Born Survivors would be an extraordinary book if it was the story of just one mother who gave birth in a Nazi concentration camp during the second world war. But it’s not. It’s the story of three mothers. Priska, Rachel and Anka. Who each had their babies whilst trying to evade death and face the loss of their freedom and the lives they knew. How they somehow managed to hide their pregnancies from the SS including Josef Mengele, the Angel of Death at Auschwitz II-Birkenau. And that all three ended up at the same camp but knew nothing of one another.
Wendy Holden spares no detail in the stories of the women. None. She’s put together a quite remarkable book on how Priska, Rachel and Anka each with their own incredible strength went from living in harmony with their friends and family, to being starved and beaten whilst led amongst the corpses of their fellow prisoners. The Holocaust was not place that a baby was meant to survive. They avoided gas chambers, being shot, dying from diseases such as typhus and dysentery. Men dragged from their wives, children and elderley taken from their families without having any idea that they would never see them again.
How even when they were taken to work in a munitions factory, they prayed that they would be bombed so that not only would their own ordeal be over, but that it would take the lives of their captors too.
Really, they were only saved by the Zyklon-B gas having run out just a day before they finally arrived at the horrific Mauthausen camp in Austria, which was liberated soon after by an American troop.
Every bit of blood, sweat and tears shed by the mothers is on these pages. Interspersed with the pictures of those they loved and those who helped them.

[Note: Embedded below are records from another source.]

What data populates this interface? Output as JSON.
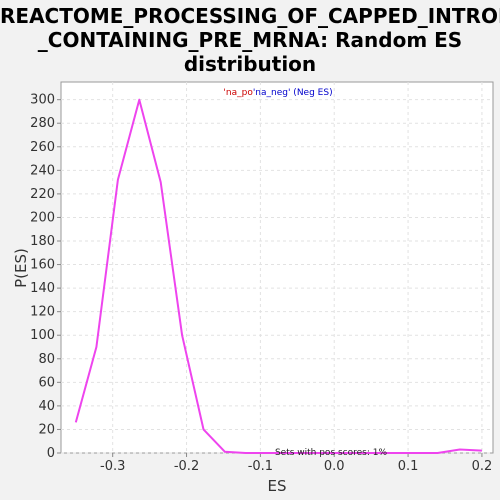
{
  "title_lines": [
    "REACTOME_PROCESSING_OF_CAPPED_INTRON",
    "_CONTAINING_PRE_MRNA: Random ES",
    "distribution"
  ],
  "legend": {
    "pos_label": "'na_po",
    "neg_label": "'na_neg' (Neg ES)",
    "pos_color": "#cc0000",
    "neg_color": "#0000cc"
  },
  "annotation": "Sets with pos scores: 1%",
  "chart_data": {
    "type": "line",
    "title": "REACTOME_PROCESSING_OF_CAPPED_INTRON_CONTAINING_PRE_MRNA: Random ES distribution",
    "xlabel": "ES",
    "ylabel": "P(ES)",
    "xlim": [
      -0.37,
      0.215
    ],
    "ylim": [
      0,
      315
    ],
    "x_ticks": [
      -0.3,
      -0.2,
      -0.1,
      0.0,
      0.1,
      0.2
    ],
    "x_tick_labels": [
      "-0.3",
      "-0.2",
      "-0.1",
      "0.0",
      "0.1",
      "0.2"
    ],
    "y_ticks": [
      0,
      20,
      40,
      60,
      80,
      100,
      120,
      140,
      160,
      180,
      200,
      220,
      240,
      260,
      280,
      300
    ],
    "y_tick_labels": [
      "0",
      "20",
      "40",
      "60",
      "80",
      "100",
      "120",
      "140",
      "160",
      "180",
      "200",
      "220",
      "240",
      "260",
      "280",
      "300"
    ],
    "grid": true,
    "legend_position": "top-center",
    "line_color": "#ee44ee",
    "series": [
      {
        "values_x": [
          -0.35,
          -0.322,
          -0.293,
          -0.264,
          -0.235,
          -0.206,
          -0.177,
          -0.148,
          -0.12,
          -0.09,
          -0.06,
          -0.03,
          0.0,
          0.03,
          0.06,
          0.09,
          0.12,
          0.14,
          0.17,
          0.2
        ],
        "values_y": [
          26,
          90,
          232,
          300,
          230,
          100,
          20,
          1,
          0,
          0,
          0,
          0,
          0,
          0,
          0,
          0,
          0,
          0,
          3,
          2
        ]
      }
    ]
  }
}
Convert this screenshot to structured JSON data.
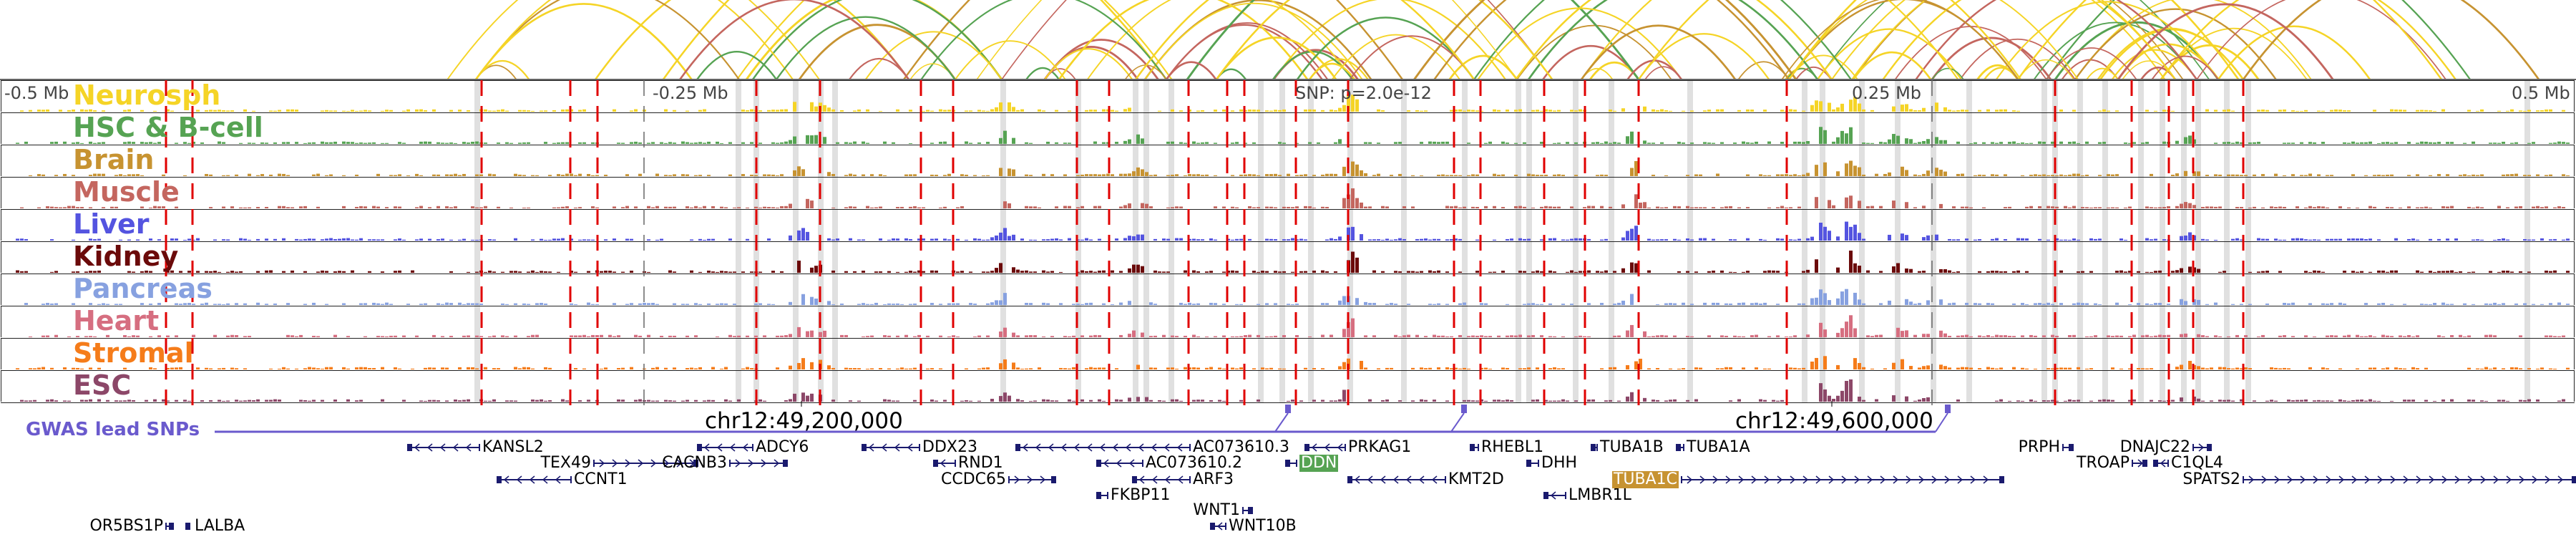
{
  "tracks": [
    {
      "name": "Neurosph",
      "color": "#f5d426"
    },
    {
      "name": "HSC & B-cell",
      "color": "#56a353"
    },
    {
      "name": "Brain",
      "color": "#c79331"
    },
    {
      "name": "Muscle",
      "color": "#c4665f"
    },
    {
      "name": "Liver",
      "color": "#5454e0"
    },
    {
      "name": "Kidney",
      "color": "#6b0a0a"
    },
    {
      "name": "Pancreas",
      "color": "#87a1e0"
    },
    {
      "name": "Heart",
      "color": "#d66e80"
    },
    {
      "name": "Stromal",
      "color": "#f57c1a"
    },
    {
      "name": "ESC",
      "color": "#8c4768"
    }
  ],
  "ruler": {
    "left": "-0.5 Mb",
    "left_mid": "-0.25 Mb",
    "center": "SNP: p=2.0e-12",
    "right_mid": "0.25 Mb",
    "right": "0.5 Mb"
  },
  "gwas": {
    "label": "GWAS lead SNPs",
    "color": "#6a5acd"
  },
  "coords": [
    "chr12:49,200,000",
    "chr12:49,600,000"
  ],
  "genes": [
    {
      "name": "KANSL2",
      "row": 0,
      "strand": "-"
    },
    {
      "name": "TEX49",
      "row": 1,
      "strand": "+"
    },
    {
      "name": "CCNT1",
      "row": 2,
      "strand": "-"
    },
    {
      "name": "ADCY6",
      "row": 0,
      "strand": "-"
    },
    {
      "name": "CACNB3",
      "row": 1,
      "strand": "+"
    },
    {
      "name": "DDX23",
      "row": 0,
      "strand": "-"
    },
    {
      "name": "RND1",
      "row": 1,
      "strand": "-"
    },
    {
      "name": "CCDC65",
      "row": 2,
      "strand": "+"
    },
    {
      "name": "AC073610.3",
      "row": 0,
      "strand": "-"
    },
    {
      "name": "AC073610.2",
      "row": 1,
      "strand": "-"
    },
    {
      "name": "ARF3",
      "row": 2,
      "strand": "-"
    },
    {
      "name": "FKBP11",
      "row": 3,
      "strand": "-"
    },
    {
      "name": "WNT1",
      "row": 4,
      "strand": "+"
    },
    {
      "name": "WNT10B",
      "row": 5,
      "strand": "-"
    },
    {
      "name": "PRKAG1",
      "row": 0,
      "strand": "-"
    },
    {
      "name": "DDN",
      "row": 1,
      "strand": "-",
      "highlight": "#56a353"
    },
    {
      "name": "KMT2D",
      "row": 2,
      "strand": "-"
    },
    {
      "name": "RHEBL1",
      "row": 0,
      "strand": "-"
    },
    {
      "name": "DHH",
      "row": 1,
      "strand": "-"
    },
    {
      "name": "LMBR1L",
      "row": 3,
      "strand": "-"
    },
    {
      "name": "TUBA1B",
      "row": 0,
      "strand": "-"
    },
    {
      "name": "TUBA1A",
      "row": 0,
      "strand": "-"
    },
    {
      "name": "TUBA1C",
      "row": 2,
      "strand": "+",
      "highlight": "#c79331"
    },
    {
      "name": "PRPH",
      "row": 0,
      "strand": "+"
    },
    {
      "name": "DNAJC22",
      "row": 0,
      "strand": "+"
    },
    {
      "name": "TROAP",
      "row": 1,
      "strand": "+"
    },
    {
      "name": "C1QL4",
      "row": 1,
      "strand": "-"
    },
    {
      "name": "SPATS2",
      "row": 2,
      "strand": "+"
    },
    {
      "name": "OR5BS1P",
      "row": 5,
      "strand": "+"
    },
    {
      "name": "LALBA",
      "row": 5,
      "strand": "+"
    }
  ],
  "colors": {
    "gene": "#1a1a6e",
    "red_line": "#e00000",
    "stripe": "#e0e0e0"
  }
}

What’s extra magical about Born Survivors is that the three babies, Hana, Mark and Eva, end up meeting with one another much later in life, and quite unexpectedly, automatically feel an incredible bond. Because even though they have no actual memory of the camp, they have it in common and bear the scars of what happened to them and their mothers both externally and internally.
Three little miracles. In the most horrific of circumstances. Without their strong mothers, they would not have made it into this world.

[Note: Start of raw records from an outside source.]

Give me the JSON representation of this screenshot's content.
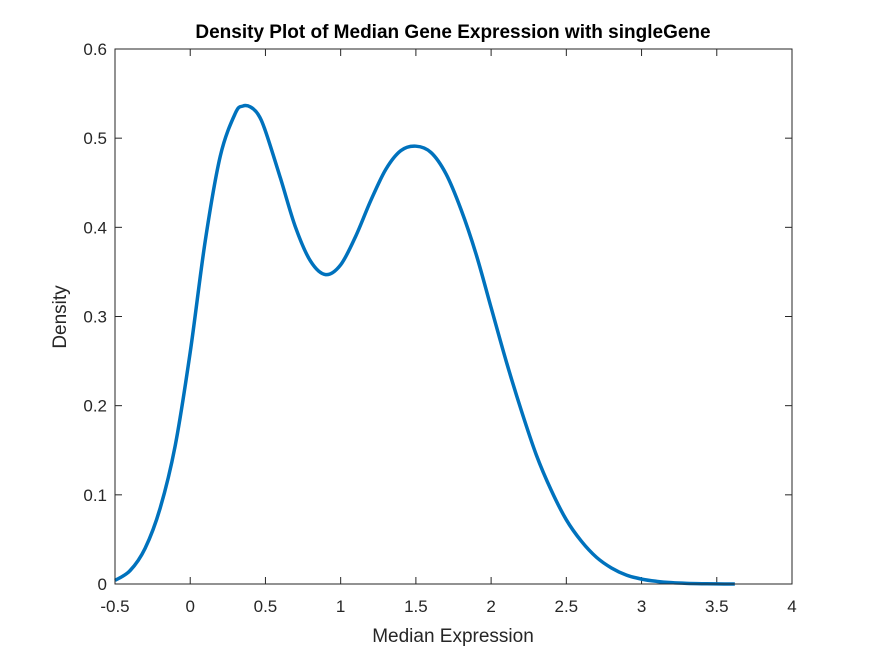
{
  "chart_data": {
    "type": "line",
    "title": "Density Plot of Median Gene Expression with singleGene",
    "xlabel": "Median Expression",
    "ylabel": "Density",
    "xlim": [
      -0.5,
      4
    ],
    "ylim": [
      0,
      0.6
    ],
    "xticks": [
      -0.5,
      0,
      0.5,
      1,
      1.5,
      2,
      2.5,
      3,
      3.5,
      4
    ],
    "xtick_labels": [
      "-0.5",
      "0",
      "0.5",
      "1",
      "1.5",
      "2",
      "2.5",
      "3",
      "3.5",
      "4"
    ],
    "yticks": [
      0,
      0.1,
      0.2,
      0.3,
      0.4,
      0.5,
      0.6
    ],
    "ytick_labels": [
      "0",
      "0.1",
      "0.2",
      "0.3",
      "0.4",
      "0.5",
      "0.6"
    ],
    "grid": false,
    "line_color": "#0072BD",
    "series": [
      {
        "x": [
          -0.5,
          -0.4,
          -0.3,
          -0.2,
          -0.1,
          0.0,
          0.1,
          0.2,
          0.3,
          0.35,
          0.4,
          0.45,
          0.5,
          0.6,
          0.7,
          0.8,
          0.9,
          1.0,
          1.1,
          1.2,
          1.3,
          1.4,
          1.5,
          1.6,
          1.7,
          1.8,
          1.9,
          2.0,
          2.1,
          2.2,
          2.3,
          2.4,
          2.5,
          2.6,
          2.7,
          2.8,
          2.9,
          3.0,
          3.1,
          3.2,
          3.3,
          3.4,
          3.5,
          3.62
        ],
        "y": [
          0.004,
          0.015,
          0.04,
          0.085,
          0.155,
          0.26,
          0.385,
          0.48,
          0.528,
          0.536,
          0.535,
          0.527,
          0.508,
          0.455,
          0.4,
          0.362,
          0.347,
          0.358,
          0.39,
          0.43,
          0.465,
          0.486,
          0.491,
          0.484,
          0.46,
          0.42,
          0.37,
          0.31,
          0.25,
          0.195,
          0.145,
          0.105,
          0.072,
          0.048,
          0.03,
          0.018,
          0.01,
          0.0055,
          0.003,
          0.0015,
          0.0007,
          0.0003,
          0.0001,
          0.0
        ]
      }
    ]
  }
}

Born Survivors was originally released in 2015 but now being released as a special edition in commemoration of 75 years since the end of the war, I would recommend adding it to your tbr pile as soon as possible if you haven’t already read it. Published by Sphere (r.r.p. £8.99) Paperback & eBook and Audiobook available.

Thank you to Sphere for letting me take part in this blog tour and for providing a copy of the book.